Bruce Schneier, who is founder and chief technical officer for Counterpane Internet Security in San Jose, said that, as a scientist, he liked the idea of a provably secure system. "Research like this should be encouraged," he said. "But research is different from engineering."

But in the real world, a burglar confronted by an impenetrable lock on the front door may well go round to the back and just smash a window. "I'm a cryptographer by trade," Mr. Schneier said. "And a provably secure cryptosystem doesn't do me any good. We're putting a stake in the ground and hoping the enemy runs into it and now we're arguing about whether it should be one mile tall or two miles tall. It doesn't matter. The enemy will walk around it," he added.

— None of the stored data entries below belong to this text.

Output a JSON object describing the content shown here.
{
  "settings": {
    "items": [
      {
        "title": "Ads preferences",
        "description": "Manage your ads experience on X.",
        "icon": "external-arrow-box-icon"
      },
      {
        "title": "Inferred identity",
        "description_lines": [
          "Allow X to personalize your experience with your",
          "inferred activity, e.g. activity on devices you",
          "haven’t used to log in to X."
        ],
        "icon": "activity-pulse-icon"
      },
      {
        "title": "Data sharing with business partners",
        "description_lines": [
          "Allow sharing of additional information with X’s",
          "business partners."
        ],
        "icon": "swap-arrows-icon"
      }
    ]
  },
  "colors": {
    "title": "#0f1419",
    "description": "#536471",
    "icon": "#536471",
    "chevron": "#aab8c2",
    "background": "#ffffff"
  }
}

Dr. Robert Morris, a retired cryptographer who was chief scientist for the National Security Agency, the nation's code-making and code- breaking agency, also questioned the primacy of cryptography.

"As far as I can see, he seems to be correct — it's a provably secure method," Dr. Morris said. "But does that mean no one can read it? Nah."

He explained: "You can still get the message, but maybe not by cryptanalysis. If you're in this business, you go after a reasonably cheap, reliable method. It may be one of the three B's: burglary, bribery or blackmail. Those are right up there along with cryptanalysis in their importance."

Dr. Rabin said that just because there are other weaknesses in communications systems, that did not mean that secure encryption was not important.

It is as though medical researchers started arguing that there is no need to find a cure for AIDS, Dr. Rabin said. After all, many more people die of heart disease, and if you cure people of AIDS, heart disease can still strike them.

"This is not a reason not to work on H.I.V.," Dr. Rabin said. "The problem of H.I.V. is still important."

Dr. Morris said that even though the actual breaking of codes might not be necessary to read encrypted messages, Dr. Rabin's method could have an effect. "In a sense, what it does is shift the emphasis from cryptanalysis to some other sort of attack," he said.